Hometown: Nelsonville, Ohio
School: Olney Friends School
Sponsor Club: Whitehall-Bexley, Ohio
Host District: 2420
Host Club: The Rotary Club of Istanbul
Merhaba! My name is Amihan Tindongan and I now live in Istanbul, Turkey! Rotary International granted me this amazing opportunity to come to arguably the most beautiful city in the world! Back in Ohio, I was born and raised just outside of Athens, home of Ohio University. From the foothills of the Appalachians, to a major European/Middle Eastern city is the biggest culture shock I have experienced yet. This past spring I graduated from Olney Friends School, my second home. There I enjoyed working on the farm, learning Spanish, and living with a great community. I have a younger sister (currently attending Olney), an older brother Torin and an older sister Joannah. My family was very supportive ( and jealous!) of my decision to go abroad, I hope they all have the chance to see this incredible city soon. Among many goals, I hope I can attain fluency in the very beautiful Turkish language. Many thanks to my family, District 6690, District 2420, and Rotary International, çok teşekkür ederim!
Monthly letters to the Bexley-Whitehall Rotary club (my sponsor club!)

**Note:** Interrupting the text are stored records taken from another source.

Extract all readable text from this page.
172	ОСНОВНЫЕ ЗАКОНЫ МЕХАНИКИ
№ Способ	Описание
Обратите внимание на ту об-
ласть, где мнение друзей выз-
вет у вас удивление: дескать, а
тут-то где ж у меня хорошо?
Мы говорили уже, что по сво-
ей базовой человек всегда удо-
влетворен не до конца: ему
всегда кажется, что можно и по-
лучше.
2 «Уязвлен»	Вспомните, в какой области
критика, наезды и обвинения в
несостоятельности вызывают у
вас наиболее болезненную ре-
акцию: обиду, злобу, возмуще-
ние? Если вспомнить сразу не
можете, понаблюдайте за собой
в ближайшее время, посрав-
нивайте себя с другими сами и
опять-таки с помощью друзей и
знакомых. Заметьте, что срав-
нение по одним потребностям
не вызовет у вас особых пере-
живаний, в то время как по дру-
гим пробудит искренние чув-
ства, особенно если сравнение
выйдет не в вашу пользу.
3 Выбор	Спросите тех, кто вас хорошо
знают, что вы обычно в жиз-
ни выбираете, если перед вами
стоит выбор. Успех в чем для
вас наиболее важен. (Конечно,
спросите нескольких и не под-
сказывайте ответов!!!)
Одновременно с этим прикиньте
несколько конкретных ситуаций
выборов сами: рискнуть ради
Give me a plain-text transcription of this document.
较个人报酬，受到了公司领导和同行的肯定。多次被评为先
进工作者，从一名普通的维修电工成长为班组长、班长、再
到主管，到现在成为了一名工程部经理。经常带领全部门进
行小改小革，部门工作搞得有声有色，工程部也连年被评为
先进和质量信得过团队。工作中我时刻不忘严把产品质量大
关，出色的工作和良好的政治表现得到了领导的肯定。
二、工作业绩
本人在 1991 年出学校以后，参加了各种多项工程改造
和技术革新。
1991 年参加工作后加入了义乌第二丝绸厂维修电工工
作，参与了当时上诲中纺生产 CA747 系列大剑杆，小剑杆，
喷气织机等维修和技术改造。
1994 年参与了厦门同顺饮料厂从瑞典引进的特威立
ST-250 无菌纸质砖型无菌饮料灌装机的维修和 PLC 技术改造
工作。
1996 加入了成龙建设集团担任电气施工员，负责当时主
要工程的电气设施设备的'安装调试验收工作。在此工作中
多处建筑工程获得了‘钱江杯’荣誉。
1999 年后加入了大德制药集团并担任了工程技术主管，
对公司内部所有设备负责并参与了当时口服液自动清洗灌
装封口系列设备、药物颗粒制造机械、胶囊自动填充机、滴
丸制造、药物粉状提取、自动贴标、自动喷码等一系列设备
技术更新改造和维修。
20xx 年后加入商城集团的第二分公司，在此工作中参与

November 1: Month two! I can’t believe how fast it’s going already! By now I feel comfortable getting where I need to go, which for me is a big step because I had very limited experience with public transportation before coming here. I feel like my language is improving, my host sister encourages me to try to only speak Turkish and I found that flashcards are very helpful for me. We used to have language classes every weekend but they were postponed until after the elections (Nov 1) so that we wouldn’t have to travel through certain high population areas of the city. I go to Rotary club meeting every Tuesday with Bruno (16, Brazil). There are always impressive and interesting speakers including, women in leadership positions and business, and the elections in the media. I continue to go to to school, last Friday was United Nations Day so all the exchange students met at one high school that had a program prepared. My host sister Zeynep who is currently in Brasil gave me a list of her favorite places so I could further explore the local spots. Last weekend there was a Halloween party at one of the Rotarians houses, Everyone dressed up and there was good food, but most importantly there was a Galatasaray vs. Fenerbahçe football game! For those of you who don’t know, they are the two most rivaled teams in Turkiye. The 29th of October was Republic Day, the celebration of Turkiye becoming a republic, usually it is celebrated by huge parades and carrying the biggest Turkish flag. This year most of the festivities were cancelled. I am closer still with the exchange students and Rotex. I have a “Bucket List”, the idea came from my friend Cameron, a two time Rotary Exchange student (18yo, Denmark ‘13-’14, Turkey ‘15-’16). It is comprised mostly of little things like “try x food” or “go to a Turkish bath house”. Homesickness isn’t really getting to me, but I do miss autumn! I feel like Turkish weather is skipping straight from summer to winter. All in all, everything is still wonderful, happy Halloween everyone.
October 1: Wow. I feel like I am living my dream. It has been better than I ever expected! My trip here went very smoothly. On my third day, me and the other 19 students in the Istanbul District took a 12 hour bus ride to the beautiful vacation city of Antalya! The EEMA conference (the Europe, Eastern Mediterranean, Middle East, and Africa Rotary Youth Exchange conference) was held there and I think I really learned a lot about how Turkish Rotary works. I also met every exchange student in Turkey which was quite an experience! I knew people came on exchange for all sorts of differents reasons, and that we all learn, grow, change differently, EEMA was a perfect representation of who we are. I attended my first Rotary meeting the following week, they were very welcoming. Then my first day of school, I only went for two days that week because I headed of to my district’s orientation which was also a lot of fun. The students in our district get along very well because we spent the whole next week together at language class everyday. Language class was very helpful and will continue on the weekends. The following week was the holiday of Bayram, everyone was celebrating, this is a holiday in which animals (sheep and cows) are bought and butchered and their meat shared with the poor throughout the whole country. Some exchange students were uncomfortable with this but I took it as an opportunity to learn more about Islam. I spent the week of Bayram exploring Istanbul, doing all the touristy things, and sightseeing. It truly is a remarkable city and I am so grateful to live here. As for the six B’s: I have said yes to many things I would normally have been uncomfortable with, most notably riding the Marmaray (a metro that passes under the Bosphorus) even though I have a fear of deep water. I used Bayram as a learning opportunity, I believe the whole holiday says a lot about Turkish culture. Even though Turkish is a very difficult language and I am often frustrated, I study everyday and have definitely improved tremendously. I make sure to help as much as I can around the house, cleaning up, preparing meals, running errands. It feels good to be a part of a family. As for living in the moment, I have unconsciously left my social networks alone. I can honestly say this is probably only the fourth or fifth time I have opened my laptop all month. The only social networking I use is to communicate with my family and friends here in Istanbul.